Шурка вынес из сеней топор и пилу, топор воткнул в головашки саней, между прутьями талового вязка, пилу положил в сани. Веревку одним концом он крепко привязал к левому заднему копылу, смотал ее, затянул моток петлей, положил моток на пилу, сверху — оставшееся от быка сено, надел шубу, открыл ворота и тронул Старосту, выбираясь из ограды на дорогу.

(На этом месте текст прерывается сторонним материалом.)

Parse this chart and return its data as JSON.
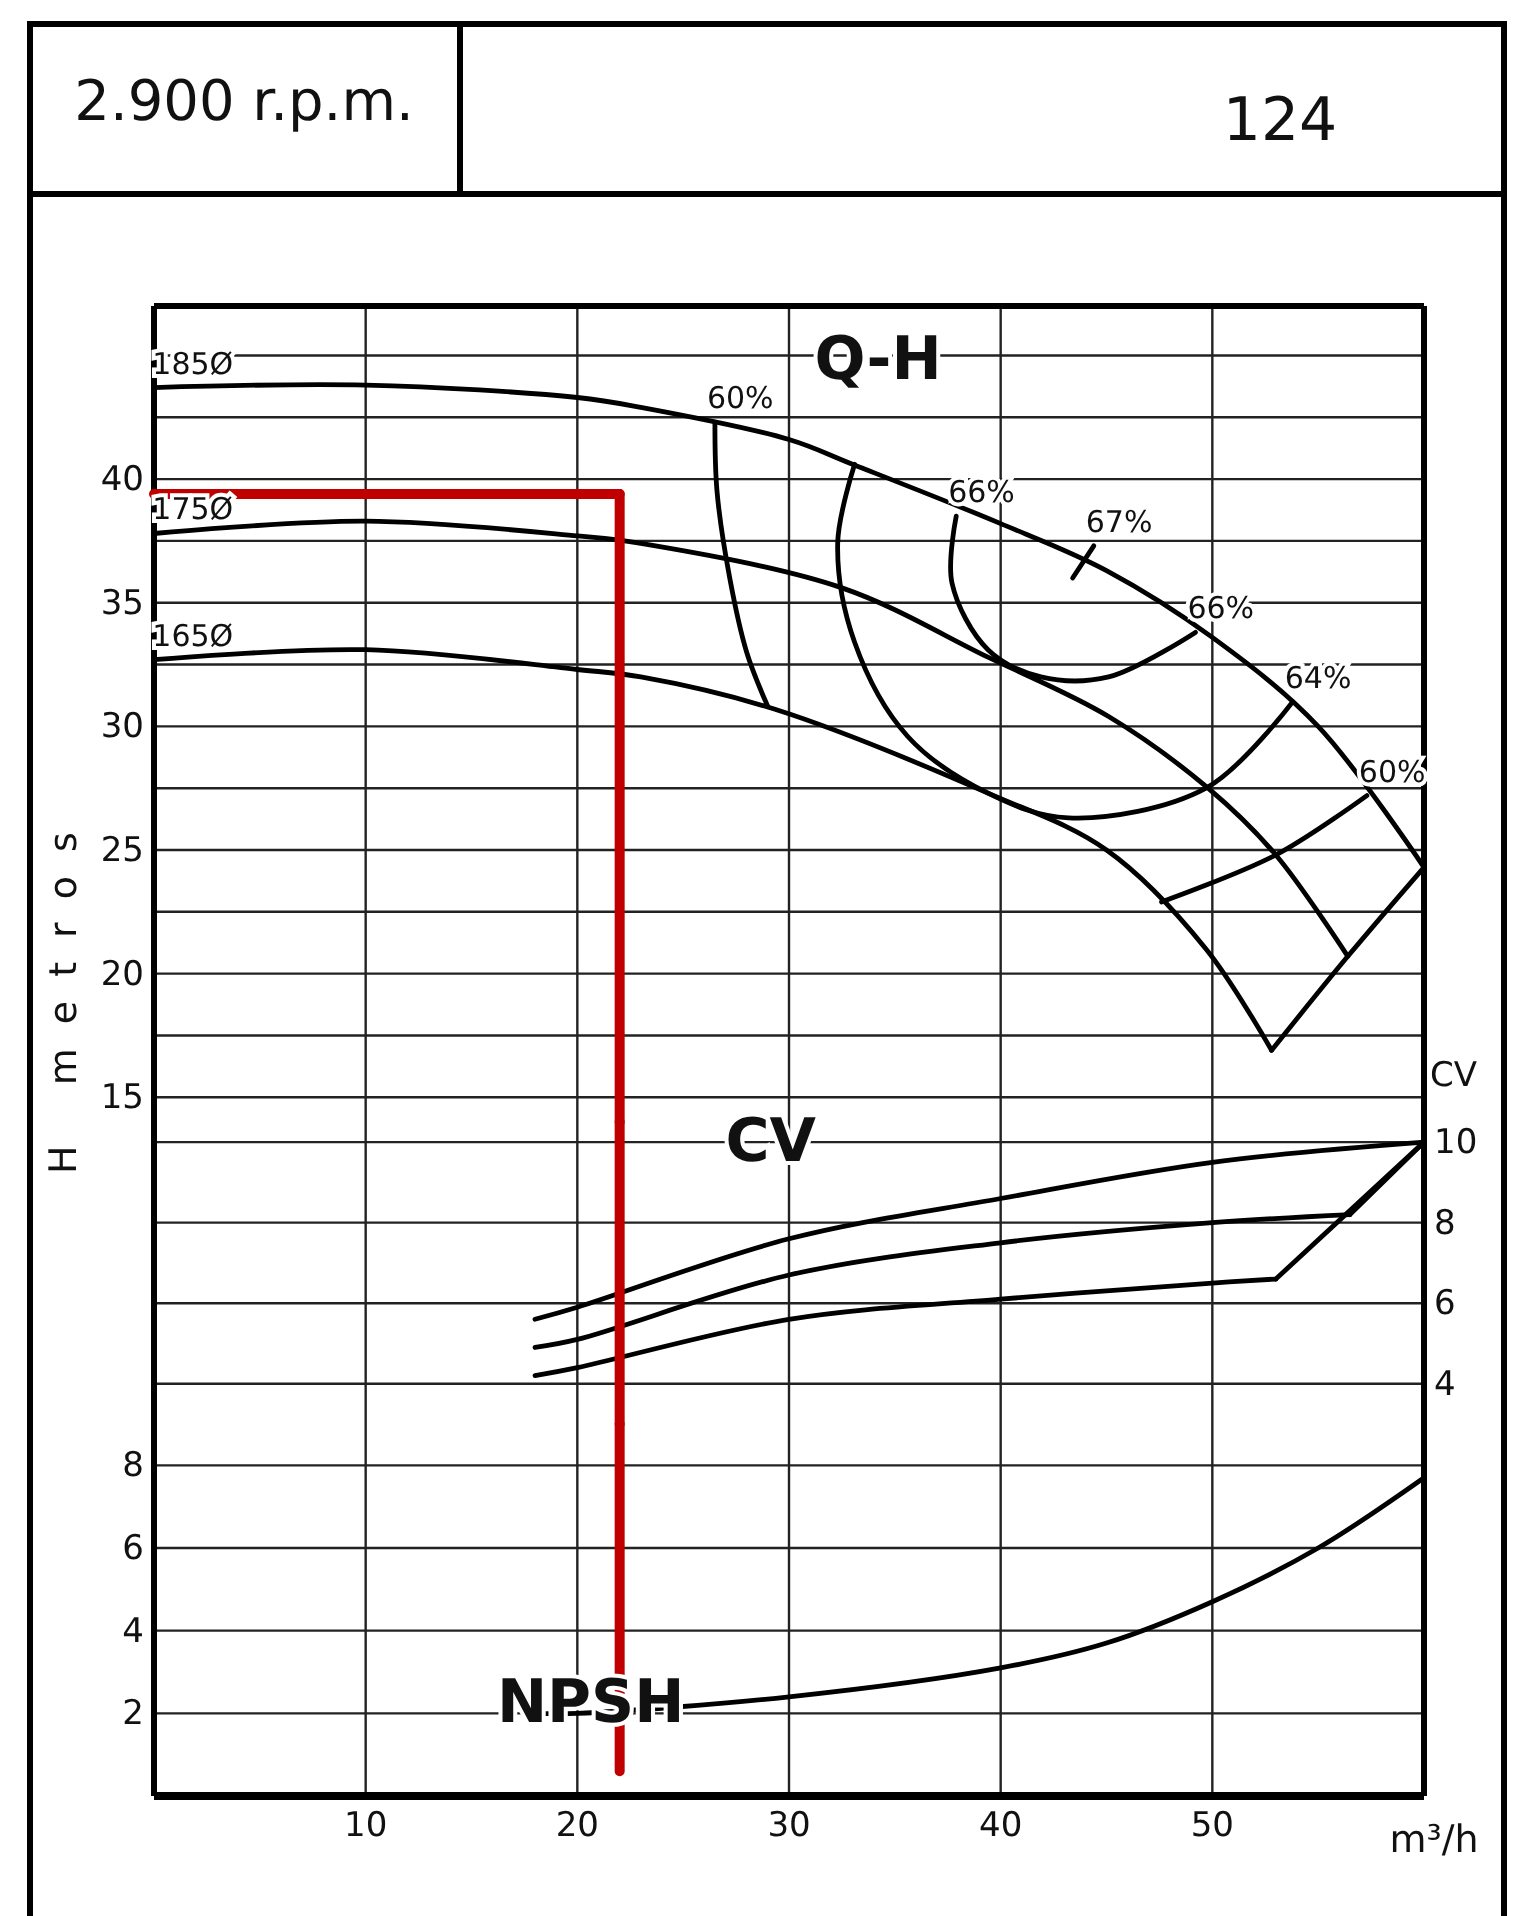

Сосед Городиловых, старик Дорофеин, — Шурка видел из ограды — тоже собирался в лес, запрягал корову. Он уже не работал нигде, даже сторожем. Дочь безмужняя и на ферме, и в поле успевала, старуха возле печи, а он, старик, на дворе всем правил, хозяйство вел. Пошел как-то в контору, быка просить, и поругался с бригадиром — отказал тот. Обиженный старик более не унижался перед ним в просьбах-разговорах, а стал приучать к упряжи корову. И не один он так по деревне. Но это не дело, считал Шурка, на корове воза возить. Корове надо стоять в теплом хлеву перед сеном вольным, молока набирать, телят здоровых приносить ежегодно. А то — в сани. Правда, встречаются коровы сильные, быку не уступят, но за зиму и они вымотаются в оглоблях, молока прежнего не жди, на треть сбавят. Жалко, понятно, корову, но и себя жалко: в холодной избе долго не просидишь. Зима долгая, дров много надо, печи топят два раза в день: утром и вечером. Небось сам в оглобли встанешь. Быка выпросить не просто, вот и выкручиваются с дровами кто как может. Старик Дорофеин корову приспособил, Степка Хрипцов, Шуркин ровесник и тоже без отца, ходит с топором за огород в согру, рубит подручный березняк в оглоблю толщиной. Тропа у него пробита от ворот в согру. Свалит две березки, обрубит сучья и вершину, захватит комли березок под мышку и тащит в ограду. Притащил — обратно. Полсогры свел. Только дров таких, ой, сколько надо: горят они быстро, как солома, жару не оставляют — две большие охапки неси на вечерний протоп. А Витька Дмитревин начал по снегу бычка подросшего обучать, да много ли на нем привезешь, хоть и обучишь, не набрал он еще силы, не окреп. А все ж не на себе — облегченье Витьке.
Проезжая мимо Дорофеиных, Шурка поздоровался со стариком, завернул быка вправо, на лесную дорогу, запахнул поплотнее шубу, поднял воротник и сел на головашки саней, спиной к быку; лицом к деревне. Рассвело совсем, исчезли звезды, незаметно куда-то пропала луна, а на восходе, за деревней, над тихим заснеженным лесом, невидимое за холодной белесой мглой, уже подымалось солнце. Было вполне ясно, что не продерется оно сквозь мглу, не заискрятся, как ожидал Шурка, снега, и день простоит сумрачный, с низким небом, заиндевелыми от сугробов до вершин деревьями. «Седой день», по определению мужиков. Стемнеет рано, оглянуться не успеешь. Торопись, управляй дела до темноты.